How to evaluate surface integral of a cylinder above a square

Question

I'm asked to Evaulate the surface intergral of $$\int_{}^{}\int_{}^{} k \cdot\ \mathrm{d}S\ $$.

where $S$ is part of a cylinder $z = \sqrt {1-x^2}$ that lies above the square with vertices of $(-1,-1), (1,-1), (-1,1), (1,1)$ and has upward orientation.

I'm struggling with the fact that $k$ is alone in the integral. This question is unlike others I've practiced because of the square at the bottom. Should I just assume that it is laying on $z=0$?

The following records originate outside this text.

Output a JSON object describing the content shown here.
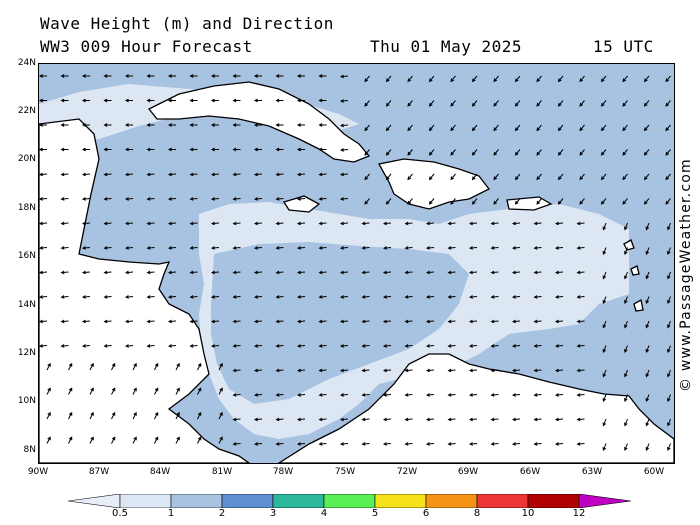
{
  "header": {
    "title": "Wave Height (m) and Direction",
    "model": "WW3 009 Hour Forecast",
    "date": "Thu 01 May 2025",
    "time": "15 UTC"
  },
  "credit": "© www.PassageWeather.com",
  "map": {
    "lat_labels": [
      "24N",
      "22N",
      "20N",
      "18N",
      "16N",
      "14N",
      "12N",
      "10N",
      "8N"
    ],
    "lon_labels": [
      "90W",
      "87W",
      "84W",
      "81W",
      "78W",
      "75W",
      "72W",
      "69W",
      "66W",
      "63W",
      "60W"
    ],
    "colors": {
      "land": "#ffffff",
      "sea_1_2": "#a8c2e2",
      "sea_05_1": "#dde7f4",
      "coast": "#000000",
      "border": "#9a9a9a"
    }
  },
  "colorbar": {
    "labels": [
      "0.5",
      "1",
      "2",
      "3",
      "4",
      "5",
      "6",
      "8",
      "10",
      "12"
    ],
    "colors": [
      "#e8eef8",
      "#dde6f3",
      "#a8c2e2",
      "#5e8fd0",
      "#2bb89b",
      "#5aef55",
      "#f6e21a",
      "#f59417",
      "#ec3535",
      "#b00000",
      "#c000c0"
    ]
  }
}
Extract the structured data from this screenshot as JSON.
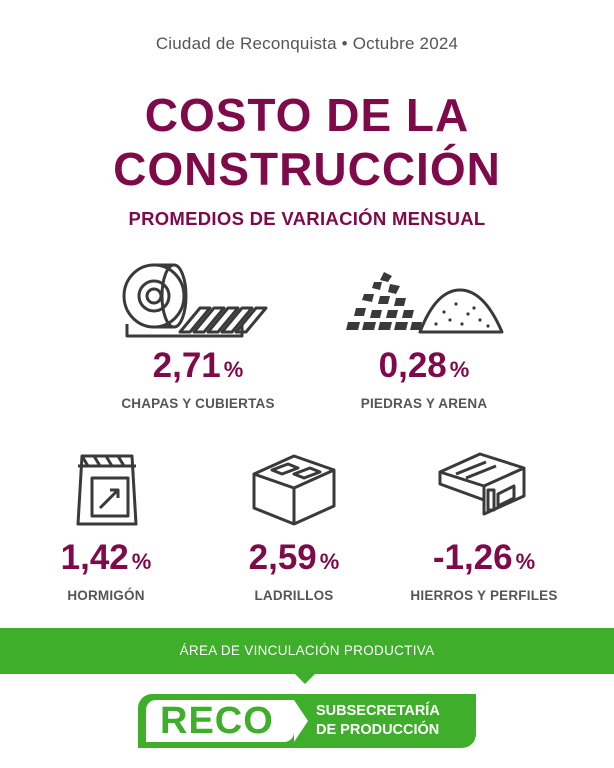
{
  "header": {
    "city_date": "Ciudad de Reconquista • Octubre 2024",
    "title_line1": "COSTO DE LA",
    "title_line2": "CONSTRUCCIÓN",
    "subtitle": "PROMEDIOS DE VARIACIÓN MENSUAL"
  },
  "items": [
    {
      "value": "2,71",
      "unit": "%",
      "label": "CHAPAS Y CUBIERTAS",
      "icon": "sheet-metal-roll-icon"
    },
    {
      "value": "0,28",
      "unit": "%",
      "label": "PIEDRAS Y ARENA",
      "icon": "stones-sand-icon"
    },
    {
      "value": "1,42",
      "unit": "%",
      "label": "HORMIGÓN",
      "icon": "cement-bag-icon"
    },
    {
      "value": "2,59",
      "unit": "%",
      "label": "LADRILLOS",
      "icon": "brick-block-icon"
    },
    {
      "value": "-1,26",
      "unit": "%",
      "label": "HIERROS Y PERFILES",
      "icon": "steel-beam-icon"
    }
  ],
  "footer": {
    "band_text": "ÁREA DE VINCULACIÓN PRODUCTIVA",
    "logo_text": "RECO",
    "sec_line1": "SUBSECRETARÍA",
    "sec_line2": "DE PRODUCCIÓN"
  },
  "colors": {
    "primary": "#7e0a4a",
    "green": "#3fae2a",
    "gray": "#555555"
  }
}
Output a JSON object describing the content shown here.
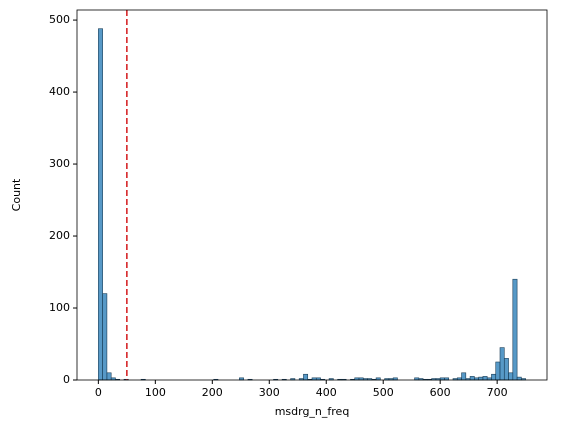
{
  "chart_data": {
    "type": "histogram",
    "x_label": "msdrg_n_freq",
    "y_label": "Count",
    "bins": [
      0,
      7.5,
      15,
      22.5,
      30,
      37.5,
      45,
      52.5,
      60,
      67.5,
      75,
      82.5,
      90,
      97.5,
      105,
      112.5,
      120,
      127.5,
      135,
      142.5,
      150,
      157.5,
      165,
      172.5,
      180,
      187.5,
      195,
      202.5,
      210,
      217.5,
      225,
      232.5,
      240,
      247.5,
      255,
      262.5,
      270,
      277.5,
      285,
      292.5,
      300,
      307.5,
      315,
      322.5,
      330,
      337.5,
      345,
      352.5,
      360,
      367.5,
      375,
      382.5,
      390,
      397.5,
      405,
      412.5,
      420,
      427.5,
      435,
      442.5,
      450,
      457.5,
      465,
      472.5,
      480,
      487.5,
      495,
      502.5,
      510,
      517.5,
      525,
      532.5,
      540,
      547.5,
      555,
      562.5,
      570,
      577.5,
      585,
      592.5,
      600,
      607.5,
      615,
      622.5,
      630,
      637.5,
      645,
      652.5,
      660,
      667.5,
      675,
      682.5,
      690,
      697.5,
      705,
      712.5,
      720,
      727.5,
      735,
      742.5,
      750
    ],
    "values": [
      488,
      120,
      10,
      3,
      1,
      0,
      1,
      0,
      0,
      0,
      1,
      0,
      0,
      0,
      0,
      0,
      0,
      0,
      0,
      0,
      0,
      0,
      0,
      0,
      0,
      0,
      0,
      1,
      0,
      0,
      0,
      0,
      0,
      3,
      0,
      1,
      0,
      0,
      0,
      0,
      0,
      1,
      0,
      1,
      0,
      2,
      0,
      2,
      8,
      1,
      3,
      3,
      1,
      0,
      2,
      0,
      1,
      1,
      0,
      1,
      3,
      3,
      2,
      2,
      1,
      3,
      0,
      2,
      2,
      3,
      0,
      0,
      0,
      0,
      3,
      2,
      1,
      1,
      2,
      2,
      3,
      3,
      0,
      2,
      3,
      10,
      2,
      5,
      3,
      4,
      5,
      3,
      8,
      25,
      45,
      30,
      10,
      140,
      4,
      2
    ],
    "color": "#1f77b4",
    "threshold": 50,
    "threshold_color": "#d62728",
    "xlim": [
      -37.5,
      787.5
    ],
    "xticks": [
      0,
      100,
      200,
      300,
      400,
      500,
      600,
      700
    ],
    "ylim": [
      0,
      514
    ],
    "yticks": [
      0,
      100,
      200,
      300,
      400,
      500
    ]
  }
}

How should I handle the square vertices and $k$? I'm struggling on where to even begin this problem. Any help would be appreciated, this is a sample final problem for my calculus class and answer is given, but the work isnot shown.

Answer 1

Consider the half cylinder above $xy$-plane, enclosed by $S$, the bottom square $R$, and two half disks on $y=1$ and $y=-1$. Then try to show that the integral is same as $$ \iint_{R} k\cdot dS $$ by applying the divergence theorem on the half cylinder.

Answer 2

HINT

Let use

• $x=r\cos \theta$
• $z=r\sin \theta$
• $y=y$

and since $r=1$ we have

$$\int_{-1}^{1}dy\int_{0}^{\pi} d\theta$$